イスタンブール:トルコのエネルギー相は、ロシア・エネルギーへの依存を減らす努力の一環として米国のインフラ投資を計画する中、トルコは期限切れのロシア・ガス輸入契約を1年延長した、と語った。
トルコは、長年にわたる戦争に関連した西側諸国の対モスクワ制裁の後、ヨーロッパにおけるロシア最後の主要天然ガス市場となっている。
トルコは、年末に満期を迎えるガスプロムとの契約に基づき、合計220億立方メートルのガスを輸入しており、これはトルコ全体のガスミックスの40%未満に相当し、2018年の50%以上から減少している。
ロシアのガスは、それぞれ2003年2月と2020年1月から始まる複数年契約のもと、ブルーストリームとタークストリームのパイプラインを通じて供給されている。
トルコの国営ガス輸入業者BOTASは、今後数年間の世界的なLNG供給量を見込んで、液化天然ガス(LNG)の長期契約を結んでいる。
BOTASは来年もガスプロムからの供給を継続するが、1年という短期的な焦点に絞ると、アルパルスラン・バヤクタール・エネルギー相は水曜日、イスタンブールで記者団に非公開のコメントを発表した。
ガスプロムはコメントを求めたが、すぐに返答はなかった。
ガス生産への投資
同大臣によると、トルコは今後15年間に米国から購入することで合意している1,500のLNGカーゴの潜在的な価格上昇をヘッジするため、米国のガス生産施設に投資する計画もあるという。
「我々のポジションをヘッジし、バリューチェーン全体を構築するために、米国上流市場への投資を検討している」とベイラクタル氏は語った。国営企業TPAOは、シェブロンやエクソンを含むアメリカのエネルギーメジャーと交渉中で、来月にも取引が成立する可能性がある、と同氏は付け加えた。
アメリカは今年5.5bcmを供給し、トルコにとって第4位のガス供給国となった。
ほとんどの米国産LNG取引は、タイイップ・エルドアン大統領が9月にホワイトハウスを訪問し、ドナルド・トランプ米大統領が2022年以降トルコ最大の供給国であるロシアからの石油購入を止めるよう要請する直前に行われた。
今年1月から9月までのトルコの原油輸入の約半分をロシアが供給していたが、トルコの精製業者は11月に輸入を大幅に減らしたことがKplerのデータで明らかになっている。
トルコの石油と石油製品の輸入は民間企業が行っているが、2016年から2017年にかけての対イラン制裁の際には、民間企業も減産に応じた経緯があるため、減産に応じる可能性は高いとベイラクタル氏は述べた。

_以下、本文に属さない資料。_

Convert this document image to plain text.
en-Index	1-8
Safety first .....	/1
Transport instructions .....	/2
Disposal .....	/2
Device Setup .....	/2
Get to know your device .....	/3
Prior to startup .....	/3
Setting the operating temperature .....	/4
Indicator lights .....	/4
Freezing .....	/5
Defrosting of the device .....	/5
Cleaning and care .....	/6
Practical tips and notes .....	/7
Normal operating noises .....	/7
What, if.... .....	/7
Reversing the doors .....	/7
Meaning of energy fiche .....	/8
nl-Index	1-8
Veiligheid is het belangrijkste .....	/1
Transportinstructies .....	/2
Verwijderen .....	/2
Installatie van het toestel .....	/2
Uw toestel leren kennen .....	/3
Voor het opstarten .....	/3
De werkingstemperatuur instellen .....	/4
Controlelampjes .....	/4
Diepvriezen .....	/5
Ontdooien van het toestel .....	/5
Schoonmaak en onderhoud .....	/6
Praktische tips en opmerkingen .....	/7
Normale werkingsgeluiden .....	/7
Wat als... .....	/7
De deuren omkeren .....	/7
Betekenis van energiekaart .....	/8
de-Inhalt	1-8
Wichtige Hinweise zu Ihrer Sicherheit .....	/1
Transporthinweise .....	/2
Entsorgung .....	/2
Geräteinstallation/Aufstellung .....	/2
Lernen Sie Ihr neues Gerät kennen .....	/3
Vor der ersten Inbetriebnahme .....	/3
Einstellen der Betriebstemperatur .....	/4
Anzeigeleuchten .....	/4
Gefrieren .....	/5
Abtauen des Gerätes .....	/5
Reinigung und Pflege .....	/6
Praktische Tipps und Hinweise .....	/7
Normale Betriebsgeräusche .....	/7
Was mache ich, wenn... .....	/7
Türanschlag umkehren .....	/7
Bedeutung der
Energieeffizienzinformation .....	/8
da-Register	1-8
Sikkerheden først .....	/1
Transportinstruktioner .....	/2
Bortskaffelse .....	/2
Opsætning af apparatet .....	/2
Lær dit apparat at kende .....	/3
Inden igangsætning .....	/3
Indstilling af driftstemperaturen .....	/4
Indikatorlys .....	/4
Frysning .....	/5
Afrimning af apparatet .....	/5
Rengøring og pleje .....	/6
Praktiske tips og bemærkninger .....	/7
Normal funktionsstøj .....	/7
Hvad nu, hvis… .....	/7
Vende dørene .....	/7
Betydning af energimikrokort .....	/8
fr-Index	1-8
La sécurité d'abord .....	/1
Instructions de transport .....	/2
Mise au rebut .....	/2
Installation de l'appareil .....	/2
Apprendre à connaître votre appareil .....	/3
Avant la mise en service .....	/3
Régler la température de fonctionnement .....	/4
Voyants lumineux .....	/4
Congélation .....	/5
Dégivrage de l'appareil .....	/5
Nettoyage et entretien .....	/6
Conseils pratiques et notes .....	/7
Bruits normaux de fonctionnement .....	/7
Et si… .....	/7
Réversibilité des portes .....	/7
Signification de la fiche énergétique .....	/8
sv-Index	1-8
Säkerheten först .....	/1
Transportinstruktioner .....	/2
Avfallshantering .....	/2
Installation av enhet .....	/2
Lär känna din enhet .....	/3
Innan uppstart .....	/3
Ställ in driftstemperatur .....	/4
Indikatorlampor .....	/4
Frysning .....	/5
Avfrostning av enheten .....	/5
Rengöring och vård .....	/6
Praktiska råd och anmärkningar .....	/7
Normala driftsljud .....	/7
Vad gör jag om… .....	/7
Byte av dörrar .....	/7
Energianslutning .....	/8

「もし供給の安全が脅かされるようなことがあれば、政府が介入することになるだろう」
イランのガス交渉とトルクメンの供給
トルコはまた、トルクメニスタンからのガス供給を強化するため、来年7月に期限を迎える10bcmのガス輸入契約をめぐってイランと交渉中である。
トルコは今年、トルクメニスタンと1.3bcmの1年ガス契約を結び、イラン経由でガスを調達している。
これとは別に、トルコはLNGの受入能力を増強するため、今後数年間で浮体式貯蔵・再ガス化ユニット(FSRU)を2基追加する予定であり、後にモロッコや他の国々にチャーターする可能性もあると大臣は述べた。
トルコは現在、3基のFSRUと2基の陸上LNGガス化ターミナルを保有しており、その合計容量は50bcmである。電力消費量の大幅な増加を見込んで、トルコはさらに2基の原子力発電所の建設を計画しており、韓国のKEPCOおよびカナダのAtkinsRealisと建設契約をめぐって交渉中である。
米国に本社を置くウェスチングハウスは、KEPCOと共同で2基目の原発に関与することに興味を示しているとベイラクタル氏は述べた。